Hope is found in encountering the same situations with renewed energy and spirit. I think that is one of the coolest things, when you can recognize you (or your people!!) are handling a situation or a trigger or an anniversary so differently than you have in the past. That is growth of spirit and mind and body. The other day in therapy I equated this to soccer, of course. The best coaches (in my opinion, no this is not a soccer blog and therefore this is not up for debate, at least not now) prepare their teams by showing them every possible situation that could occur and then giving them the tools to solve it as quickly and cleanly as possible. That’s life: showing us a shitton of different, difficult problems and saying hey have fun solving this one! The more situations you encounter, the more efficient you get at solving the problems because you are more prepared mentally and have more items at the ready on your toolbelt. My therapist then asked what the goal was… why solve these problems? In the soccer analogy, what is the end goal here? I paused and thought for awhile… and I truly think it’s joy. Not happiness, but joy. The difference here being that joy is an all encompassing emotion… being present and feeling the full strength of happiness is joy. There are little moments of happiness everywhere if you look for them, the daisies in the storm as my mom would say. But joy is when there are no storm clouds, only daisies and sunshine and the perfect playlist to fit the vibe and precisely what you wanted to eat and who you wanted to eat it with. Joy can seem really far away when the pitch is long and full of scary defenders, but we all know that to break down lines of defense, all it takes is intentional movement and thought. One day at a time, intentionally moving and thinking of dismantling the bad things in that day and moving onto the next. If you mess up, that’s okay because you have a goalkeeper and a bunch of other people there ready to recover for you. One day, one breath, one movement at a time.

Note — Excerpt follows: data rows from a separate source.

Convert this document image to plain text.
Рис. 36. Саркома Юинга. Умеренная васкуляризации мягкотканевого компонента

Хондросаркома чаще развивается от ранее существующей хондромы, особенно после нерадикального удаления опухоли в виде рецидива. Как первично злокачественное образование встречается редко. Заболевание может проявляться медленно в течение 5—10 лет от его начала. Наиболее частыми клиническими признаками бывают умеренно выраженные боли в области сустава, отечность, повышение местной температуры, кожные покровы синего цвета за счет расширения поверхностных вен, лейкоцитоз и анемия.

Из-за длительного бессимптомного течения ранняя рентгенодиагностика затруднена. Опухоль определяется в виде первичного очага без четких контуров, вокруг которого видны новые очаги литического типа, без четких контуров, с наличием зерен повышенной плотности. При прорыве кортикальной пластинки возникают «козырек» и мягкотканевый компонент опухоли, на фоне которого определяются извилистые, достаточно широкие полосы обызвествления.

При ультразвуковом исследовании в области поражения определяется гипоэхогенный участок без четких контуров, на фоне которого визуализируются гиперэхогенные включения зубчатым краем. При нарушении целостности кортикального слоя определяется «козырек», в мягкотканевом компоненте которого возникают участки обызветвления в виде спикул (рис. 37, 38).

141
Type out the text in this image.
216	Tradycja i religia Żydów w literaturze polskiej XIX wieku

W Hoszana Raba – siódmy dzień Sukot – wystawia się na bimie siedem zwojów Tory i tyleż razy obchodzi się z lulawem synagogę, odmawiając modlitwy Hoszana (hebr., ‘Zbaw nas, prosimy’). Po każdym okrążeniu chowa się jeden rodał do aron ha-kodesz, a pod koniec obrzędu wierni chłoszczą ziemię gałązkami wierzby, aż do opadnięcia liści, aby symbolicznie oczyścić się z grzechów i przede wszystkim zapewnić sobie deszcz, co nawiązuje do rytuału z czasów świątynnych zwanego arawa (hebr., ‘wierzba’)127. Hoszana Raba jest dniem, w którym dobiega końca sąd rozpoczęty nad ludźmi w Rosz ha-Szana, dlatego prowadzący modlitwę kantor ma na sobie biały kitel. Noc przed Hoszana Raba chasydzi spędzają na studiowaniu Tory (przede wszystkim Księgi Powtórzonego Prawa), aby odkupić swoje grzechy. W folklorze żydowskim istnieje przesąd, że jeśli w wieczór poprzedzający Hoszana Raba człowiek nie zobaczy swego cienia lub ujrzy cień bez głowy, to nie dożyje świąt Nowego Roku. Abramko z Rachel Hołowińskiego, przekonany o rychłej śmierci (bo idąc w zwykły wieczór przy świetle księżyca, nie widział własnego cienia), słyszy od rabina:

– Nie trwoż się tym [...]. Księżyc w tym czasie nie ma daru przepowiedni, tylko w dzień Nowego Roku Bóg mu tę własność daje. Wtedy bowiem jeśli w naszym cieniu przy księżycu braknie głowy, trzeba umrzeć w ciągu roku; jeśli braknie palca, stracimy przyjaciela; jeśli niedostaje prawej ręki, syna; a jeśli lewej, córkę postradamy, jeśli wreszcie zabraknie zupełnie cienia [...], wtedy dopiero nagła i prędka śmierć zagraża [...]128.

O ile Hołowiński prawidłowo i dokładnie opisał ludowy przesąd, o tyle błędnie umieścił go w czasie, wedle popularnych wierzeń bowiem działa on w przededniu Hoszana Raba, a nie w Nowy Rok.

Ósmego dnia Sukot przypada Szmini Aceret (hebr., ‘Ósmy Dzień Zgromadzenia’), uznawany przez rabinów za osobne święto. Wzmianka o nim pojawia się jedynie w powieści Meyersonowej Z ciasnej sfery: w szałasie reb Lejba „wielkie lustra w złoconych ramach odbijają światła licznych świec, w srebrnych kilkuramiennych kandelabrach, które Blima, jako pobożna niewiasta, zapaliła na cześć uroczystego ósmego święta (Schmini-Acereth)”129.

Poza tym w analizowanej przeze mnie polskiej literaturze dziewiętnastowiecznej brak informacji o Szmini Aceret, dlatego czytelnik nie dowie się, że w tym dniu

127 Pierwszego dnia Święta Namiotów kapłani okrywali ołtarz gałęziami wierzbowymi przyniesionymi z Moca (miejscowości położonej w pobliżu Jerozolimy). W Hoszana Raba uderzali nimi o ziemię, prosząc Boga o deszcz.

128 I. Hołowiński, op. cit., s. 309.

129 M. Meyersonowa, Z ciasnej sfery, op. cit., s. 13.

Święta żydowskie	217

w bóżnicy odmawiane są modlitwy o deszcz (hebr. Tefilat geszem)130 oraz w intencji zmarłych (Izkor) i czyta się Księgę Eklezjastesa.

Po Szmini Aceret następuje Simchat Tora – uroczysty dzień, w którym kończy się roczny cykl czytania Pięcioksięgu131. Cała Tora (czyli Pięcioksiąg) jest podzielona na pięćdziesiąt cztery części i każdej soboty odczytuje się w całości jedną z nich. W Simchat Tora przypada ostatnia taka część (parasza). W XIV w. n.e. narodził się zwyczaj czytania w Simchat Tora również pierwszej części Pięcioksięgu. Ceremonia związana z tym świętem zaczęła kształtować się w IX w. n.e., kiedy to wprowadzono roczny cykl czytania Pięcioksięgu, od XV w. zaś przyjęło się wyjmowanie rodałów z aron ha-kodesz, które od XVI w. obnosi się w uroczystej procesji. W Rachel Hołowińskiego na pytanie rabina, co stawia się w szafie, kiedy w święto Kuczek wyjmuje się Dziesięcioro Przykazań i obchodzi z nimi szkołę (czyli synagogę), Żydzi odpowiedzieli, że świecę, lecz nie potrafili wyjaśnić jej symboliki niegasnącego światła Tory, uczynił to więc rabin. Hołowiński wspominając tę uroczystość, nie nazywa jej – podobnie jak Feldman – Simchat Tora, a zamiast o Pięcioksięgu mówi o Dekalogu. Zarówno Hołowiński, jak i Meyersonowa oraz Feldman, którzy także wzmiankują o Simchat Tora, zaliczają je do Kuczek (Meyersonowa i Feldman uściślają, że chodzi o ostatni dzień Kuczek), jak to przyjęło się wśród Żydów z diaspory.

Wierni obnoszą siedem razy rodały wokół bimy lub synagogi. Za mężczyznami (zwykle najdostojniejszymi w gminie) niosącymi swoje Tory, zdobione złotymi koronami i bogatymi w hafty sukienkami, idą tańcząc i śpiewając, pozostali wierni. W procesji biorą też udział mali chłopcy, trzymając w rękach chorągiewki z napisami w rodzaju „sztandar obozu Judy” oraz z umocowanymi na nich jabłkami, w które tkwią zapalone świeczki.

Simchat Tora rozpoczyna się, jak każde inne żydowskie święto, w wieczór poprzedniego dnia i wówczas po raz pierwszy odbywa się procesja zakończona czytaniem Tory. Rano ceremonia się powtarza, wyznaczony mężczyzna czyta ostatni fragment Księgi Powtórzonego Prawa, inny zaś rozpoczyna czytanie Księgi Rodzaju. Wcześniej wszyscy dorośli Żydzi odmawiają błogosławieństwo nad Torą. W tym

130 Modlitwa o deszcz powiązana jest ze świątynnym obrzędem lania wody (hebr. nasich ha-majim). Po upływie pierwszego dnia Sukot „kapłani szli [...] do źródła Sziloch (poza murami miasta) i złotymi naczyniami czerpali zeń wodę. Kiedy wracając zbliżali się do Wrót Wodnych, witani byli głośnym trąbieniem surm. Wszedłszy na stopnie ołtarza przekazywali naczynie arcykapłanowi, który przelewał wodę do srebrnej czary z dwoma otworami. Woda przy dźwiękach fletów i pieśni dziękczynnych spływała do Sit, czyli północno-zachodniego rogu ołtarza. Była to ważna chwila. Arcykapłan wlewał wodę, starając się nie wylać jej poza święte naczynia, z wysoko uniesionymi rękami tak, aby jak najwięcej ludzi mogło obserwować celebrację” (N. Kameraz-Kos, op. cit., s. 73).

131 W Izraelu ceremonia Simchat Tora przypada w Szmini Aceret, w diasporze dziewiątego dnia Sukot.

I started writing this post when I was really, really heartbroken back in November 2021 (made it through the first 5 paragraphs and stopped for a nice cry and didn’t pick it back up until tonight), randomly exactly four months ago to the day. Four months later, I can say that hearts can take a hell of a beating, but they still just keep beating. I have never had my heart broken by someone else. By myself, yes, plenty of times, of course. By soccer and various sports teams. By my favorite restaurants shutting down. By not living close to my favorite people. By some of my favorite people dying. But I have never been heartbroken by someone else’s decisions. And I never thought it would come from someone who I loved deeply.

This was a new realm, and one that was not easily navigable nor is it still. But throughout it all, there has been hope; just as there always will be. I am confused and bewildered by the fact that I have so many incredible people in my corner, still, who pick me up and dust me off no matter what has happened and no matter what I am facing. My brain doesn’t compute why people still believe I am worthy of their love and care despite all of my flaws. How precious it is to surround yourself with wonderful people who will continuously hold up a mirror until you see your worth! Even if you throw a rock at that mirror or cover it… they will stand there with patience and grace and keep waiting until you are ready to see it for yourself. This is true friendship and love and hope. The steady hand holding the mirror, trying to show you all of the greatness they see within you so you can see it within yourself. The right people will hold this for you forever, and we better take time to hold their mirrors when they need hope right back.